By Francisco Mateo, CPP, CFE
I have always subscribed to the belief that to effectively evaluate a company’s security risks, you must be familiar with all the moving parts of the business. I find that the business area that provides the most security risk insights is marketing. For a production company, for instance, the way it generates demand should be both synchronized (in theory) to how it produces goods and to how the goods are than delivered to the customers. Marketing therefore is central to the firm’s blueprint. I would take a leap of faith and say that the risk we identified in the marketing strategy of a company could potentially impact up and down the value chain. If that is the case, than we need to look closely at the risk inherent in the marketing strategy.
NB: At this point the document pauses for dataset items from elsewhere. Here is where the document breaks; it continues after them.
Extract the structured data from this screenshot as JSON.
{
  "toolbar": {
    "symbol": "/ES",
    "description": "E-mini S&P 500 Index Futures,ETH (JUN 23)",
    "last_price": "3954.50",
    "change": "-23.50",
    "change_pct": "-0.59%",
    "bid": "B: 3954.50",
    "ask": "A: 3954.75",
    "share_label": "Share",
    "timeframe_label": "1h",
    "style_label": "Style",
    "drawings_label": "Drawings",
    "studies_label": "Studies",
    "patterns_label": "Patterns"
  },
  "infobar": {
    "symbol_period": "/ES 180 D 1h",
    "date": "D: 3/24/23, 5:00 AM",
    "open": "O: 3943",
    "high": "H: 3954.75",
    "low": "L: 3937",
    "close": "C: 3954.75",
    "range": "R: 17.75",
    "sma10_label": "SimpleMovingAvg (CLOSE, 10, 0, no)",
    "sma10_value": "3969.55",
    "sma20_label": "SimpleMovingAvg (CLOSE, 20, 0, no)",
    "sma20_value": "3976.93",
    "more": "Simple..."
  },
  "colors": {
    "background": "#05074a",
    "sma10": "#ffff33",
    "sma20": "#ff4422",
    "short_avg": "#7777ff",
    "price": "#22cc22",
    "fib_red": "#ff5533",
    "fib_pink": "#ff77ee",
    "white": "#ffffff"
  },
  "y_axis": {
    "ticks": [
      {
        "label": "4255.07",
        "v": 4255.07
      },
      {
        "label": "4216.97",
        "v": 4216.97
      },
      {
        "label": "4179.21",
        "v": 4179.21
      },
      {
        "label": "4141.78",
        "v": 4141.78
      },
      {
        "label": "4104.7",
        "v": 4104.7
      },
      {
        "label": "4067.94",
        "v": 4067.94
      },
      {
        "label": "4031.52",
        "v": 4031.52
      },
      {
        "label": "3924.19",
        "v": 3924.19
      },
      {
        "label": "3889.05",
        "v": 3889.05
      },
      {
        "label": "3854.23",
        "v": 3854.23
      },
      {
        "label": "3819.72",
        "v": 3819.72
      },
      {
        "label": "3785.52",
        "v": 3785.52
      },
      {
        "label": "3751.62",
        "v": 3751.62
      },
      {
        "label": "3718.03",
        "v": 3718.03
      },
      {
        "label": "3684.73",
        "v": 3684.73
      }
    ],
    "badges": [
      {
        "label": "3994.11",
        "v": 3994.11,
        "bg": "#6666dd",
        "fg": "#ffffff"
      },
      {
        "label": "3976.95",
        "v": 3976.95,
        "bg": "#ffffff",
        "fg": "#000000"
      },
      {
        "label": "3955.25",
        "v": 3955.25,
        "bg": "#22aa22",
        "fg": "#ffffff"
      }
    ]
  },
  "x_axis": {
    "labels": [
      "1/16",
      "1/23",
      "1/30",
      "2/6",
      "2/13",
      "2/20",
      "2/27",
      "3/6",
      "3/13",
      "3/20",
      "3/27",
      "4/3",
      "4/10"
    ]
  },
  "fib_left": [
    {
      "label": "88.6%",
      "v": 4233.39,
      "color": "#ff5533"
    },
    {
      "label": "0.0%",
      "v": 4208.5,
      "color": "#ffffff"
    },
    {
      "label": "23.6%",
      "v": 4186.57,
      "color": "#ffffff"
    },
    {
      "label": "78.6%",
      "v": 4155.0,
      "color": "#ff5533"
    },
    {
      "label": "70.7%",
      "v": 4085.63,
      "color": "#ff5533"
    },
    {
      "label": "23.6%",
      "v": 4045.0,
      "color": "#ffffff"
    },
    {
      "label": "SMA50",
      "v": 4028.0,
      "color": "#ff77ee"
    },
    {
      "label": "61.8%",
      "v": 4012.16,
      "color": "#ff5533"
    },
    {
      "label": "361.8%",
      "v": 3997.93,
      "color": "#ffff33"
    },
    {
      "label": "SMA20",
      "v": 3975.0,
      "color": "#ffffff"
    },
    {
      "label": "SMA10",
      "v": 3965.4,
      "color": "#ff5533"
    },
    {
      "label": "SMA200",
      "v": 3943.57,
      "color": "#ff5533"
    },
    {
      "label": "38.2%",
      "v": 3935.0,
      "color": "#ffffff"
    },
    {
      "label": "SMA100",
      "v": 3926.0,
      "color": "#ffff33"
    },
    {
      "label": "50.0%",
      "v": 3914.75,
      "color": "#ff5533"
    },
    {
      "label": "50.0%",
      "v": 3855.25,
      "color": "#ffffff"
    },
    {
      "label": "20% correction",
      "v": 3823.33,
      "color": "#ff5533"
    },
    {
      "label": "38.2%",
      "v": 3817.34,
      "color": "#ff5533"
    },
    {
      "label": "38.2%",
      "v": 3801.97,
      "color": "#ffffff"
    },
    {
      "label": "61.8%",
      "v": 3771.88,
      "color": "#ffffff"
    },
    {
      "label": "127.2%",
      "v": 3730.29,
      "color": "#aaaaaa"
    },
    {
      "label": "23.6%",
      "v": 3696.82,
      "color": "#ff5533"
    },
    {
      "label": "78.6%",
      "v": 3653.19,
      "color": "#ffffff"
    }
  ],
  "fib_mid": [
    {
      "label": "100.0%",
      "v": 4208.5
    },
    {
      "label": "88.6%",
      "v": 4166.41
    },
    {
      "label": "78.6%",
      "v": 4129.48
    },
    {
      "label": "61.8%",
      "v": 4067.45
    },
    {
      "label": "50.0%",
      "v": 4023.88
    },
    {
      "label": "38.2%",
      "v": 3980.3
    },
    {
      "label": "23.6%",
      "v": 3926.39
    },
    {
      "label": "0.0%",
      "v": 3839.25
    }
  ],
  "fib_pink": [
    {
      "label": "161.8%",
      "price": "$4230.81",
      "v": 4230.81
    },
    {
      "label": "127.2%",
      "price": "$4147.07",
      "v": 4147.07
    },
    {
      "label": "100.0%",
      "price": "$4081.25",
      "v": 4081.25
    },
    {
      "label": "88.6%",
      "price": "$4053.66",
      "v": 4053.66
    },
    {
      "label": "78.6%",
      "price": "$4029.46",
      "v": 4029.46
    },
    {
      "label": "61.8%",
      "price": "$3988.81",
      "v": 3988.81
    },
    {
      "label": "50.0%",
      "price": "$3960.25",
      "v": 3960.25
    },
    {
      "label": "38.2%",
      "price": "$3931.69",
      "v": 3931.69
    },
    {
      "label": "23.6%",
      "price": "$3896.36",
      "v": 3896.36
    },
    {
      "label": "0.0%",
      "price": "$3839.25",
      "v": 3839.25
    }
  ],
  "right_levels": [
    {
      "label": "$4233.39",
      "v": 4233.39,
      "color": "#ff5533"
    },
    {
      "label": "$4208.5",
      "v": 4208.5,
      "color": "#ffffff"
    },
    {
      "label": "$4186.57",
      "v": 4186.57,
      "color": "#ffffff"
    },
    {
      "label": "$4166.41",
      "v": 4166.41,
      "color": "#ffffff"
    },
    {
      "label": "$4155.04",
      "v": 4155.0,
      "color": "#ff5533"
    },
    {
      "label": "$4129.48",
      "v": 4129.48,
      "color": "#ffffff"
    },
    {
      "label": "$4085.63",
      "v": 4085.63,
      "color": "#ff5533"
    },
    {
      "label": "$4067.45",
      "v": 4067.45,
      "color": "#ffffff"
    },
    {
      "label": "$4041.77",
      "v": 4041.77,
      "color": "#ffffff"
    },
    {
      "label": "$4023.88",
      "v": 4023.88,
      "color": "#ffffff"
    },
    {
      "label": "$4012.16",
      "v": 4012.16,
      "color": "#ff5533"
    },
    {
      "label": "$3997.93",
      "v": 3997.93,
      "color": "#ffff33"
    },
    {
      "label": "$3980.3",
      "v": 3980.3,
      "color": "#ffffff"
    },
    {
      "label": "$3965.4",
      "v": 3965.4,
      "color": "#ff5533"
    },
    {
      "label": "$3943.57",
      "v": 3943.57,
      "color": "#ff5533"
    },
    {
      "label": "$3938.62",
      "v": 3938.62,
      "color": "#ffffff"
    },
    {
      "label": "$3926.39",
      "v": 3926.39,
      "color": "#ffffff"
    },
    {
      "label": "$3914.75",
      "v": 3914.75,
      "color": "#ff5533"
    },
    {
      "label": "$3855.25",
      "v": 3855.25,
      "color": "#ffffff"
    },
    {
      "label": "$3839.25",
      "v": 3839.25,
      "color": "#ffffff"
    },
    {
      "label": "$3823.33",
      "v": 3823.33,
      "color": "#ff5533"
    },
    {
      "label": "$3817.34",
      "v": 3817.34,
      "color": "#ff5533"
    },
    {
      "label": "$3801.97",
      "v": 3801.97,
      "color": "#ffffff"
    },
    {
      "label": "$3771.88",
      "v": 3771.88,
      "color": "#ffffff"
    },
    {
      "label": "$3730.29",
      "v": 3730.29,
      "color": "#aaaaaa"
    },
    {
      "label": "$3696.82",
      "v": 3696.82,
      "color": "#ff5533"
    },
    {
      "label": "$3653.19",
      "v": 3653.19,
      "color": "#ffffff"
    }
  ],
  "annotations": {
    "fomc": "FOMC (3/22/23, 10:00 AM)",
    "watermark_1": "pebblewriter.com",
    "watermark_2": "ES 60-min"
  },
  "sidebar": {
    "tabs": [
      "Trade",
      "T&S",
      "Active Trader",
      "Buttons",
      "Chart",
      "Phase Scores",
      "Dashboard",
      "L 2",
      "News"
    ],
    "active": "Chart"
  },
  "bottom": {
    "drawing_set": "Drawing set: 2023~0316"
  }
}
Let’s take for instance the concept of Visibility, which is essential to position your brand at top of mind for consumers. Your company Wonder-Widgetz LTD wants to maintain its market share, so it aims to regain visibility through all channels. The company has tremendous growth potential in a market, but social mobility has not kept pace with growing population, so poverty levels have fueled a double-digit violent crime rate. Now cue in a global recession, which conspires against value creation. The company decides this is the time to go after the “bottom of the pyramid” consumers, so it speeds up the visibility strategy by placing attractive images of the most popular brands on delivery trucks. Even the sales staff have joined the act by featuring company logos prominently on their vehicles and uniforms.
What kind of risk do you see in this strategy? First of all in the so-called good part of town the benefits in terms of market share outweigh the risk. On the other hand for crime-ridden areas the same vehicles and staff become a bulls-eye for thieves, hijackers and extortionist. How do we compensate? There are opinions both for and against it, but the risk factors remain. Depending on the circumstances, there is no value advertising in this way since the risk of harm to the staff or product being stolen is so great.
My proposal would be to first and foremost know the risk your business is exposed to. One of the most valuable service we as security practitioners can offer our companies is to be aware of crime trends in areas of operation. Crime trends can be obtained from many sources. Many Local Law Enforcement Agencies (LEA) around the world maintain digital databases of crimes committed per capita and by sectors. Some LEAs even make use of sophisticated crime mapping tools. If data is not readily available than you’d have to rely on the old gumshoe work of doing the field work or contracting out the risk appraisal service to a competent security risk assessment professional. Besides crime statistics, it may be necessary to conduct detailed route risk assessment to determine what if any dangers your staff and cargo would be exposed to. Armed with the reliable information on the high crime/violent areas you can begin to plan your security countermeasures. This would require the collaboration of your sales and supply chain teams. If your product distribution requires at-risk staff to enter high crime areas you’d need to make a determination not to display company logos on vehicles and uniforms. You would also have to train your staff to be aware of their surroundings and have a contingency plan if they perceive danger. Many factors (value of the cargo, or attractiveness of the cargo as well as if a ready black market exists) would determine if it’s necessary to contract armed security escort to ensure the protection of your staff and cargo.
As you can see there are many protection strategies that can be implemented, but the best of all is prevention. Deciding whether to emphasize marketing and product visibility or security is a strategic discussion all companies should engage in if the business requires operation in high crime environments.